As a multi-media artist I often use humor as a device to bring attention to more critical issues. By creating humorous objects I find that it breaks down barriers and allows for the beginning of an open and genuine dialogue between my art, the audience and myself. Issues that remain constant in my work are an exploration of mental and physical health, themes of healing, comfort and self-preservation.
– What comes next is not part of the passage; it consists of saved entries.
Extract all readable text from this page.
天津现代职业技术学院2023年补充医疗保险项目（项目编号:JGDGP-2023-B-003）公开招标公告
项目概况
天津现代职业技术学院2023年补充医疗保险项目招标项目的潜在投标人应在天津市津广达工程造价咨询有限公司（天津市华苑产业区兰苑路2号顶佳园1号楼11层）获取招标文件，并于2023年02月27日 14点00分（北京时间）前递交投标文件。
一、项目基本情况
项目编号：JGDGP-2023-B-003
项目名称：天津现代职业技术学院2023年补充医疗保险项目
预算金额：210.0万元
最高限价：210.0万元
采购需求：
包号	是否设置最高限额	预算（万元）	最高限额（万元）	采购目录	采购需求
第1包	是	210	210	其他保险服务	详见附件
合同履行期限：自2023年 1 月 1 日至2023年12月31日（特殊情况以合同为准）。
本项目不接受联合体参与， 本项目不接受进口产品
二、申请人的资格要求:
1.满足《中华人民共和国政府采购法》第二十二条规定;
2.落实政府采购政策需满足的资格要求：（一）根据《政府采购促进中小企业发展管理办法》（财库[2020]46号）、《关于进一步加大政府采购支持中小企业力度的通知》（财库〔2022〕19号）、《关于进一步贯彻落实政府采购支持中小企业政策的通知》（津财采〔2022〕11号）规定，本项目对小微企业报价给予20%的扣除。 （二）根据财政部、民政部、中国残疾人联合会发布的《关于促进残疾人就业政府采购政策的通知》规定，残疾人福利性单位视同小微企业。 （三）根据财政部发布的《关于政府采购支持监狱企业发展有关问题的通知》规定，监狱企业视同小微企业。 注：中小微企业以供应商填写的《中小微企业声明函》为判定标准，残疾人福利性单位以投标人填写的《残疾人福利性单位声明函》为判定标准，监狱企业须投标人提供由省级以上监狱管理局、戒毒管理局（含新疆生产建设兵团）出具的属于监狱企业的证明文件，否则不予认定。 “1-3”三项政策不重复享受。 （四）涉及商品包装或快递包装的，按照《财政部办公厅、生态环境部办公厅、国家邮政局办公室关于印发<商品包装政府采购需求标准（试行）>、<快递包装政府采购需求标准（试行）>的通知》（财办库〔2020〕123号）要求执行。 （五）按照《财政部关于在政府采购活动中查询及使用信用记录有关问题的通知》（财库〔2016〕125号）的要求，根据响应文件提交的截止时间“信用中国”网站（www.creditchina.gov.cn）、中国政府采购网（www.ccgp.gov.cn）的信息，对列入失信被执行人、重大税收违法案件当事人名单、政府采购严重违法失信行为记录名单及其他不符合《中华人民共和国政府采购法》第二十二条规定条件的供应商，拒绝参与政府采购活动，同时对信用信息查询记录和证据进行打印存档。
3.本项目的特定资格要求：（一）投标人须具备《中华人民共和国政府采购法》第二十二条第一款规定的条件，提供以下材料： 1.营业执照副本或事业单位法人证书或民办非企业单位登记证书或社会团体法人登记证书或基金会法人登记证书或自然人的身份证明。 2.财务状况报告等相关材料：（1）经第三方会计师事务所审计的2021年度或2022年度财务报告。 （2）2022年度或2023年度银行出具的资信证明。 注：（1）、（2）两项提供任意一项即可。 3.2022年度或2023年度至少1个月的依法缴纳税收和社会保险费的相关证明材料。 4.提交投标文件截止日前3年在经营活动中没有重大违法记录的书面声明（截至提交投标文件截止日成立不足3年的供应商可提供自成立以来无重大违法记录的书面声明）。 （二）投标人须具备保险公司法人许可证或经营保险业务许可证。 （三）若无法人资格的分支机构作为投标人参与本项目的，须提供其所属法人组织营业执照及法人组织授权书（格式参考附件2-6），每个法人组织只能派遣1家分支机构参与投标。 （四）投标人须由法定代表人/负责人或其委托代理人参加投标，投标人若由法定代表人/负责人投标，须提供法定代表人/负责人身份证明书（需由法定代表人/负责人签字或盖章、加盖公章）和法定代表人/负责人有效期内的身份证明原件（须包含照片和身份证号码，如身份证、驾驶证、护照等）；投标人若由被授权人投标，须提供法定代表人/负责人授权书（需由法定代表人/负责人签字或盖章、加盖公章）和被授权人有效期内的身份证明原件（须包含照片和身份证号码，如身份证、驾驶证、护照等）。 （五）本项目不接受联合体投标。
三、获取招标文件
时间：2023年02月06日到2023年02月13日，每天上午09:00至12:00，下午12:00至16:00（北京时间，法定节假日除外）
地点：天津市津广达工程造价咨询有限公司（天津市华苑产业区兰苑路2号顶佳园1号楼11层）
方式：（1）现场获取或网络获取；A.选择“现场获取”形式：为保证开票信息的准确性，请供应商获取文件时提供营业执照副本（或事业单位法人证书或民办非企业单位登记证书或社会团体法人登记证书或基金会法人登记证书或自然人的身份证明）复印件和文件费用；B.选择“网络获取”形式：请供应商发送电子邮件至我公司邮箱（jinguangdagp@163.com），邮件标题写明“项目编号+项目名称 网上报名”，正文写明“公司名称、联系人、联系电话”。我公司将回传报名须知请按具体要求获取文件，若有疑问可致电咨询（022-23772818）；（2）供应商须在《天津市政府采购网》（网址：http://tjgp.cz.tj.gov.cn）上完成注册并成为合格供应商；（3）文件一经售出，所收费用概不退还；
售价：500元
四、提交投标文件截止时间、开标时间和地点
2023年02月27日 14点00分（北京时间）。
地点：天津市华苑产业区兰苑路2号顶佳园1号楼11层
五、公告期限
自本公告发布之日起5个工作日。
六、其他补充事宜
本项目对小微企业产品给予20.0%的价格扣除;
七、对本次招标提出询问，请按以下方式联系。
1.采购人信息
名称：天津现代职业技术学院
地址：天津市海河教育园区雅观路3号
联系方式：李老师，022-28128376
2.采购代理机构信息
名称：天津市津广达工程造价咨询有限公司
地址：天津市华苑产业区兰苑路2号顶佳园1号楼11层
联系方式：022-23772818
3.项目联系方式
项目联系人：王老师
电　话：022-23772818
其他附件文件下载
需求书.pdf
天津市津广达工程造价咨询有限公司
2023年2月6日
I naturally gravitate towards materials and processes that I feel best address my conceptual concerns. Mattress quilting can suggest ideas related to birth, death, intimacy, relationships, illness and rest. Coupled with words or phrases which often have multiple meanings such as “please”, the quilted fabric is meant to bring a humorous yet poignant conceptual message to the viewer. I also use vinyl in my sculptural relief work for its physical properties as well as for its inherent references to mental and physical health and protection. I construct these pieces with my industrial sewing machine as well as a combination of hand sewing, stuffing and stapling. My work often addresses psychological themes while exploring the relationship between humor and personal therapies.